Historicamente, sempre houve um verdadeiro controle do prazer sexual feminino, o que não apenas colaborou para inibir a libido das mulheres como acabou por retrair estudos e definições sobre esse tema. Em sua palestra “Onde está o prazer sexual feminino”, Dra. Angelina Maia explica as relações que envolvem a anatomia, tabus e pensamentos, mostrando, para homens e mulheres, a descoberta dos caminhos que levam ao orgasmo da mulher.
Com base em sua experiência de 34 anos e nos seus estudos sobre a vulva (a parte visível da genitália), publicados em dois livros, a Dra. Angelina mostra os mitos e verdades sobre a anatomia e a sensibilidade dos órgãos sexuais femininos, assim como seu papel no prazer sexual da mulher. Entre os esclarecimentos da palestra, a médica também fala sobre o tabu da masturbação feminina: diversos estudos mostram que é pela masturbação, entre todos os tipos de atividade sexual, que a mulher atinge, com mais frequência, o orgasmo, ao contrário da relação sexual “apenas” com a penetração do pênis durante a qual muitas mulheres não gozam.

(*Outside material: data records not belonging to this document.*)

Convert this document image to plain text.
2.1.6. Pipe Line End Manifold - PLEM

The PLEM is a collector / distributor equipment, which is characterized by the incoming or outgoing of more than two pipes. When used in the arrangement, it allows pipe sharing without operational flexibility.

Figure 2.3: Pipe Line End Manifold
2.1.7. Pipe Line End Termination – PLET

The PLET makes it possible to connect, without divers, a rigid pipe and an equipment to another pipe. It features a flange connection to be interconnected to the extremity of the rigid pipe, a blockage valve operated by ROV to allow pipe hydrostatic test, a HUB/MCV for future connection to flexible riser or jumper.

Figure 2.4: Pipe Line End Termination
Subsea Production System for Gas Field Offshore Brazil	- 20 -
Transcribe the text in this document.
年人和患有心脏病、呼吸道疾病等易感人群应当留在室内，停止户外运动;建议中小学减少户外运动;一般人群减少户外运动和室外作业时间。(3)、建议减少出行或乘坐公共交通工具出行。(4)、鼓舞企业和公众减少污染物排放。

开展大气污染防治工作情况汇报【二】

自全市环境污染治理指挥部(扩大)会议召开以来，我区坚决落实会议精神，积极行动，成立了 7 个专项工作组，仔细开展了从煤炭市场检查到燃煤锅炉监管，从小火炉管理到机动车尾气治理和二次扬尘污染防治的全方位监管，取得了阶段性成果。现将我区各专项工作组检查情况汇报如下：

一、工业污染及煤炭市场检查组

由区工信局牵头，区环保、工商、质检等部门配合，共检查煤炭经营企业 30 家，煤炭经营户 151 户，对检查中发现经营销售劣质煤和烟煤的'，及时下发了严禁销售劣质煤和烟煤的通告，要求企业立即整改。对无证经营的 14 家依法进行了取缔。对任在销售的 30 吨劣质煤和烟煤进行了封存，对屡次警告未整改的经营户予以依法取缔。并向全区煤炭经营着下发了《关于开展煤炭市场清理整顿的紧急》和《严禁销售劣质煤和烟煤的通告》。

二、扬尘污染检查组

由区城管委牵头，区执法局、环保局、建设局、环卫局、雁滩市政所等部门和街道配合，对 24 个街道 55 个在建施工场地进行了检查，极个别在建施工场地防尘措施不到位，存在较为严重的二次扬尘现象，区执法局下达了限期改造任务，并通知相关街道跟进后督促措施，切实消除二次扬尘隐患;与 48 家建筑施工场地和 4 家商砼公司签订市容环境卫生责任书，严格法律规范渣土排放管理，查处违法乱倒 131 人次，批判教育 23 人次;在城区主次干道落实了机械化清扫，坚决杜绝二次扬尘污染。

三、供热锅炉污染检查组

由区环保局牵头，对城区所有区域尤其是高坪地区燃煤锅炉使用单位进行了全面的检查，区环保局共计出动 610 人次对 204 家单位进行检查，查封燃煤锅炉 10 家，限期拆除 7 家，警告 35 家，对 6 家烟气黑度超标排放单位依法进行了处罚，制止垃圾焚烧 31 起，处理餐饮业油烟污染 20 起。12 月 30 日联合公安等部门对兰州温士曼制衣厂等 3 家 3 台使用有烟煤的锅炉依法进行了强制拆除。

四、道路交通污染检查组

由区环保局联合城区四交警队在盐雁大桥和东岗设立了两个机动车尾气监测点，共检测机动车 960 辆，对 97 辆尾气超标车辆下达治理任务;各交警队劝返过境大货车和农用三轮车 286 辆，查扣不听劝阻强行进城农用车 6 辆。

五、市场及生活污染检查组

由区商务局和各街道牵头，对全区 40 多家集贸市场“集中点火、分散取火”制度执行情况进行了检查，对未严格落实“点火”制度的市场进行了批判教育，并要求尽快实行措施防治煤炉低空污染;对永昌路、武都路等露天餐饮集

Outro assunto abordado envolve os termos “orgasmo vaginal” e “orgasmo clitoridiano”, que, apesar de muito usados, são, com frequência, mal definidos. Alguns estudiosos responsabilizam Freud por uma das teorias mais amplamente divulgadas e que gerou muito conflito nas mulheres, que é a do orgasmo vaginal. O orgasmo clitoridiano e o orgasmo vaginal não são entidades separadas. Os estudos mostram que o clitóris tem o papel de receptor e transformador das sensações eróticas, qualquer que seja o estímulo aplicado sobre ele. A partir do estímulo clitoridiano, a vagina terá sua primeira resposta, que é a lubrificação, sendo as contrações vaginais a principal alteração fisiológica da fase orgásmica. Também são importantes fontes de estímulos os pequenos lábios e a entrada da vagina. O interior da vagina mostra-se insensível à grande maioria das mulheres.
Sexualidade
Em “Onde está o prazer sexual feminino”, Angelina também aborda a sexualidade humana, tema em que ela tem quatro pós-graduações. “Em estatísticas relativas a ‘ações humanas’, quase todos confundem ‘mais frequentes’ com ‘normais’. No sexo, também é ‘normal’ aquilo de que a maioria não gosta”, ensina a especialista, “cada um deve perceber o que sente e do que gosta; só isso é normal para cada indivíduo”. A comunicação sobre os gostos sexuais entre os pares deve ser sempre estimulada, e é bom lembrar que, se for difícil usar as palavras, os sons, os movimentos e os gestos são muito bem compreendidos.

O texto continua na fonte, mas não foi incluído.